Qu’ont pensé ces deux hommes ? Qu’ont-ils ressenti ? Ont-ils pleuré ? Ont-ils tué des ennemis ? En ont-ils épargné, peut-être au péril de leur vie ? En quoi croyaient-ils ? Ont-ils été confortés dans leurs idées, ou rêvaient-ils de tout abandonner pour rentrer à la maison et boire un bon café chaud ? On ne le saura jamais. Mais les imaginer dans la vulnérabilité dont sont capables les êtres humains – ce point de faille qui fait de chacun de nous un individu unique et précieux – les rend un peu moins héroïques et un peu plus proches de nous.

Ça paraît anodin, en vérité, ça peut infléchir le roman familial.

Lire du Cercas

C’est le récit des Mena-Cercas. Mais comme il reste des zones floues, c’est un roman. Et comme il y a un héros, le récit prend des allures de tragédie grecque. Ce livre est un peu tout ça à la fois, en plus d’être un manuel d’histoire : il est vrai que bien souvent l’Histoire s’apprend plus facilement en écoutant une histoire qu’en avalant des listes d’événements et de dates.

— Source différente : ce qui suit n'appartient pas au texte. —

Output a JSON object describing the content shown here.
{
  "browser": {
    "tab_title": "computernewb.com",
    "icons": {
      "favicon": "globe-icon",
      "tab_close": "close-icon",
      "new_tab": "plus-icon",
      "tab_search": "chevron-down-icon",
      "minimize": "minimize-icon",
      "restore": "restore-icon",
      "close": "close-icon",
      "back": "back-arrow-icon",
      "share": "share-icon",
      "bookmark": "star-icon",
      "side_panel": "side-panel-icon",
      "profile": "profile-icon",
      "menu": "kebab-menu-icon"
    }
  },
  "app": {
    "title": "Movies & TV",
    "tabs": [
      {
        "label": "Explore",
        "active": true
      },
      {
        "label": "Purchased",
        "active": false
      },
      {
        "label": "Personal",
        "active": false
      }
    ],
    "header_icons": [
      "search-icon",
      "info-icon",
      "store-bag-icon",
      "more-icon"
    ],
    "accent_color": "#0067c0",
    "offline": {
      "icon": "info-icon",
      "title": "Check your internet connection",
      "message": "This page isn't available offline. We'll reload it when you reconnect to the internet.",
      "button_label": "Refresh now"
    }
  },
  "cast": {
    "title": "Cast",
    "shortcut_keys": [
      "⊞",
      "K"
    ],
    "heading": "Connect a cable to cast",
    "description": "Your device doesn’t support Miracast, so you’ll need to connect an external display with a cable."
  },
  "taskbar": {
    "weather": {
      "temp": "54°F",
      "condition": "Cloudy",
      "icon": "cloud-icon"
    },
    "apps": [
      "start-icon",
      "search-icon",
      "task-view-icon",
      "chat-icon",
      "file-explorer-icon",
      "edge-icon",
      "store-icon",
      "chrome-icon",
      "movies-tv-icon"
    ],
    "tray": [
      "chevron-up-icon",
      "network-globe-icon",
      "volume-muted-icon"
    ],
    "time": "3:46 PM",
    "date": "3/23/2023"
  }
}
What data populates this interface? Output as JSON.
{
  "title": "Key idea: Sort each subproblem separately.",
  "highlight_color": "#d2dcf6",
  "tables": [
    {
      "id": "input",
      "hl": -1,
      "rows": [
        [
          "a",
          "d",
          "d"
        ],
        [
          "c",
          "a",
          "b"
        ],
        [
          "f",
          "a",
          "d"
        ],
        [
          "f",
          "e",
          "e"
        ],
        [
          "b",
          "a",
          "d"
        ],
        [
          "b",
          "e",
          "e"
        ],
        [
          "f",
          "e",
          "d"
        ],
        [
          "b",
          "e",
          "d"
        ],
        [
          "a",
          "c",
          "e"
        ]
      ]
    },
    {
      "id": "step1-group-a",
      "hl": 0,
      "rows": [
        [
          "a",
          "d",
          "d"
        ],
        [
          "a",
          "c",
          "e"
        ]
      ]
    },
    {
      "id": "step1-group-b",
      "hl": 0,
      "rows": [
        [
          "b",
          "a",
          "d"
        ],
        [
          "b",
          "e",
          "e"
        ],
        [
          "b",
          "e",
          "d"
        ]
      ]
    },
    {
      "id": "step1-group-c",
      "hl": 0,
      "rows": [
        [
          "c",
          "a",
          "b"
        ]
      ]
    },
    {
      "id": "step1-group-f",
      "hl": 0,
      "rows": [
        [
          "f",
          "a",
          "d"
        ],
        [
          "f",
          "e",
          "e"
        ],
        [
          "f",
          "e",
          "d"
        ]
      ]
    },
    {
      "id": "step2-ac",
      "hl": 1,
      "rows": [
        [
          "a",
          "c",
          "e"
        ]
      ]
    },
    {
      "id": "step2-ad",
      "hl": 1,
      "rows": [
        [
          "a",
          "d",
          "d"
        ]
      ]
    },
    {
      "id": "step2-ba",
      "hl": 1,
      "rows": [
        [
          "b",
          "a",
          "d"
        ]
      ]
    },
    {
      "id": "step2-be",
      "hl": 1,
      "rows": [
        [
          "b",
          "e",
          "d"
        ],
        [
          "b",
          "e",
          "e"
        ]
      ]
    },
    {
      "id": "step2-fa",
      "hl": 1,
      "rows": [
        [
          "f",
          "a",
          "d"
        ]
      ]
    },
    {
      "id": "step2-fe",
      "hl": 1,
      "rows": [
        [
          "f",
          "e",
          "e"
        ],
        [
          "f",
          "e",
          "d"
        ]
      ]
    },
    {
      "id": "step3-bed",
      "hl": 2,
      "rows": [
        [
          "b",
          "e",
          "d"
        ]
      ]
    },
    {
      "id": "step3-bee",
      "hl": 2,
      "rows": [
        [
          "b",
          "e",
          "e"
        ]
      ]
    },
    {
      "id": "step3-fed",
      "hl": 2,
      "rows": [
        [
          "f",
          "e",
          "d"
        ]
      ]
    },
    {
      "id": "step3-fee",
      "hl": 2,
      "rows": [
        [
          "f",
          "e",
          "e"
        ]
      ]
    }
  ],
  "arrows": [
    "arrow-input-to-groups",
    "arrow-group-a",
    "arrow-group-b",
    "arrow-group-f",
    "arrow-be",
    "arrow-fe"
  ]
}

Il ne s’agit ni de pardonner, car il y avait bien un mauvais camp, ni de juger, mais d’oser regarder. Merci Javier Cercas, de mettre à portée de main ce pan du passé avec tant de subtilité.

Le point commun entre Manuel Mena et moi

Manuel Mena et moi avons quitté notre village natal pour entreprendre des études universitaires.

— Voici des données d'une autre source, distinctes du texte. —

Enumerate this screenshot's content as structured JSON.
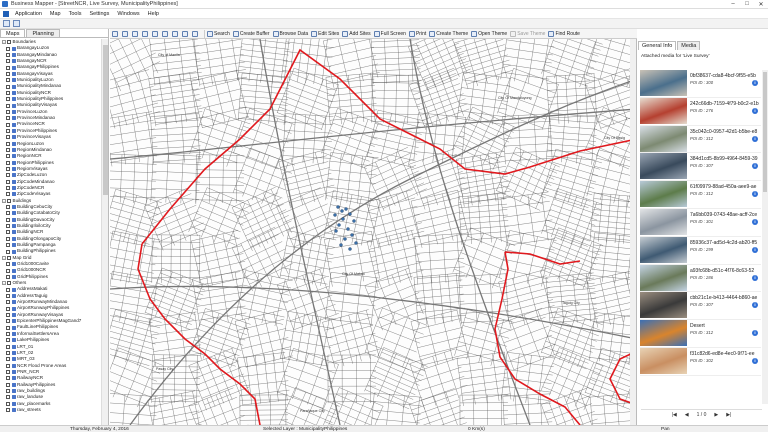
{
  "window": {
    "title": "Business Mapper - [StreetNCR, Live Survey, MunicipalityPhilippines]",
    "controls": [
      "minimize-icon",
      "maximize-icon",
      "close-icon"
    ]
  },
  "menu": [
    "Application",
    "Map",
    "Tools",
    "Settings",
    "Windows",
    "Help"
  ],
  "left_panel": {
    "tabs": [
      "Maps",
      "Planning"
    ],
    "groups": [
      {
        "name": "Boundaries",
        "items": [
          "BarangayLuzon",
          "BarangayMindanao",
          "BarangayNCR",
          "BarangayPhilippines",
          "BarangayVisayas",
          "MunicipalityLuzon",
          "MunicipalityMindanao",
          "MunicipalityNCR",
          "MunicipalityPhilippines",
          "MunicipalityVisayas",
          "ProvinceLuzon",
          "ProvinceMindanao",
          "ProvinceNCR",
          "ProvincePhilippines",
          "ProvinceVisayas",
          "RegionLuzon",
          "RegionMindanao",
          "RegionNCR",
          "RegionPhilippines",
          "RegionVisayas",
          "ZipCodeLuzon",
          "ZipCodeMindanao",
          "ZipCodeNCR",
          "ZipCodeVisayas"
        ]
      },
      {
        "name": "Buildings",
        "items": [
          "BuildingCebuCity",
          "BuildingCotabatoCity",
          "BuildingDavaoCity",
          "BuildingIloiloCity",
          "BuildingNCR",
          "BuildingOlongapoCity",
          "BuildingPampanga",
          "BuildingPhilippines"
        ]
      },
      {
        "name": "Map Grid",
        "items": [
          "Grid1000Cavite",
          "Grid1000NCR",
          "GridPhilippines"
        ]
      },
      {
        "name": "Others",
        "items": [
          "AddressMakati",
          "AddressTaguig",
          "AirportRunwayMindanao",
          "AirportRunwayPhilippines",
          "AirportRunwayVisayas",
          "EpicenterPhilippinesMagGand7",
          "FaultLinePhilippines",
          "InformalSettlersArea",
          "LakePhilippines",
          "LRT_01",
          "LRT_02",
          "MRT_03",
          "NCR Flood Prone Areas",
          "PNR_NCR",
          "RailwayNCR",
          "RailwayPhilippines",
          "raw_buildings",
          "raw_landuse",
          "raw_placemarks",
          "raw_streets"
        ]
      }
    ]
  },
  "map_toolbar": [
    {
      "label": "Search",
      "icon": "magnifier-icon",
      "enabled": true
    },
    {
      "label": "Create Buffer",
      "icon": "buffer-icon",
      "enabled": true
    },
    {
      "label": "Browse Data",
      "icon": "table-icon",
      "enabled": true
    },
    {
      "label": "Edit Sites",
      "icon": "edit-icon",
      "enabled": true
    },
    {
      "label": "Add Sites",
      "icon": "add-icon",
      "enabled": true
    },
    {
      "label": "Full Screen",
      "icon": "fullscreen-icon",
      "enabled": true
    },
    {
      "label": "Print",
      "icon": "printer-icon",
      "enabled": true
    },
    {
      "label": "Create Theme",
      "icon": "theme-icon",
      "enabled": true
    },
    {
      "label": "Open Theme",
      "icon": "folder-icon",
      "enabled": true
    },
    {
      "label": "Save Theme",
      "icon": "save-icon",
      "enabled": false
    },
    {
      "label": "Find Route",
      "icon": "route-icon",
      "enabled": true
    }
  ],
  "map": {
    "labels": {
      "city_manila": "City of Manila",
      "city_mandaluyong": "City Of Mandaluyong",
      "city_pasig": "City Of Pasig",
      "city_makati": "City Of Makati",
      "city_pasay": "Pasay City",
      "city_taguig": "Taguig City",
      "city_paranaque": "Parañaque City"
    },
    "boundary_color": "#e0191e"
  },
  "right_panel": {
    "tabs": [
      "General Info",
      "Media"
    ],
    "header": "Attached media for 'Live Survey'",
    "media": [
      {
        "name": "0bf38637-cda8-4bcf-9f55-e5b",
        "poi": "POI ID : 300",
        "thumb": [
          "#4a6f8c",
          "#c9c2b6"
        ]
      },
      {
        "name": "242c66db-7159-4f79-b0c2-e1b",
        "poi": "POI ID : 276",
        "thumb": [
          "#b54030",
          "#e6ddd0"
        ]
      },
      {
        "name": "35c042c0-0957-42d1-b5be-e8",
        "poi": "POI ID : 312",
        "thumb": [
          "#7d8a72",
          "#d8dfe6"
        ]
      },
      {
        "name": "384d1cd5-8b99-4964-8459-39",
        "poi": "POI ID : 307",
        "thumb": [
          "#394a5c",
          "#9aa6b4"
        ]
      },
      {
        "name": "61f09979-88ad-450a-aee9-ae",
        "poi": "POI ID : 312",
        "thumb": [
          "#5d7c4a",
          "#b8cad8"
        ]
      },
      {
        "name": "7a6bb039-0743-48ae-acff-2ce",
        "poi": "POI ID : 301",
        "thumb": [
          "#8b95a0",
          "#e2e4e6"
        ]
      },
      {
        "name": "85936c37-ad5d-4c2d-ab20-ff5",
        "poi": "POI ID : 299",
        "thumb": [
          "#3f5a73",
          "#c5ccd2"
        ]
      },
      {
        "name": "a93fc68b-d51c-4f76-8c63-52",
        "poi": "POI ID : 286",
        "thumb": [
          "#6a7a5a",
          "#c4d4e4"
        ]
      },
      {
        "name": "cbb21c1e-b413-4464-b860-ae",
        "poi": "POI ID : 307",
        "thumb": [
          "#3a3a3a",
          "#9a8e80"
        ]
      },
      {
        "name": "Desert",
        "poi": "POI ID : 312",
        "thumb": [
          "#d9842c",
          "#3a6fb5"
        ]
      },
      {
        "name": "f31c82d6-ed8e-4ec0-9f71-ee",
        "poi": "POI ID : 302",
        "thumb": [
          "#c98f62",
          "#e8d3b5"
        ]
      }
    ],
    "pager": {
      "text": "1 / 0"
    }
  },
  "status_bar": {
    "date": "Thursday, February 4, 2016",
    "layer": "Selected Layer : MunicipalityPhilippines",
    "distance": "0 Km(s)",
    "mode": "Pan"
  }
}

Le Monarque des ombres de Javier Cercastraduit de l’espagnol par Aleksandar Grujicic avec la collaboration de Karine Louesdon, Actes Sud, 2018.

© Virginie Manchado, 2018

2 réflexions au sujet de “« Le Monarque des ombres » de Javier Cercas”

  1. C’est drôle, je l’ai commencé hier. Je le trouve absolument passionnant. J’en parlerai davantage lorsque je l’aurai terminé. Tu devrais lire “Pas pleurer”, de Lydie Salvayre, ce livre est très beau aussi.

    Aimé par 1 personne

  2. Cercas, voulant comprendre comment et pourquoi son grand-oncle Manuel s’est laissé endoctriner par la propagande phalangiste, signe ici une œuvre magistrale. Les dernières pages sont sublimes. Magnifique roman.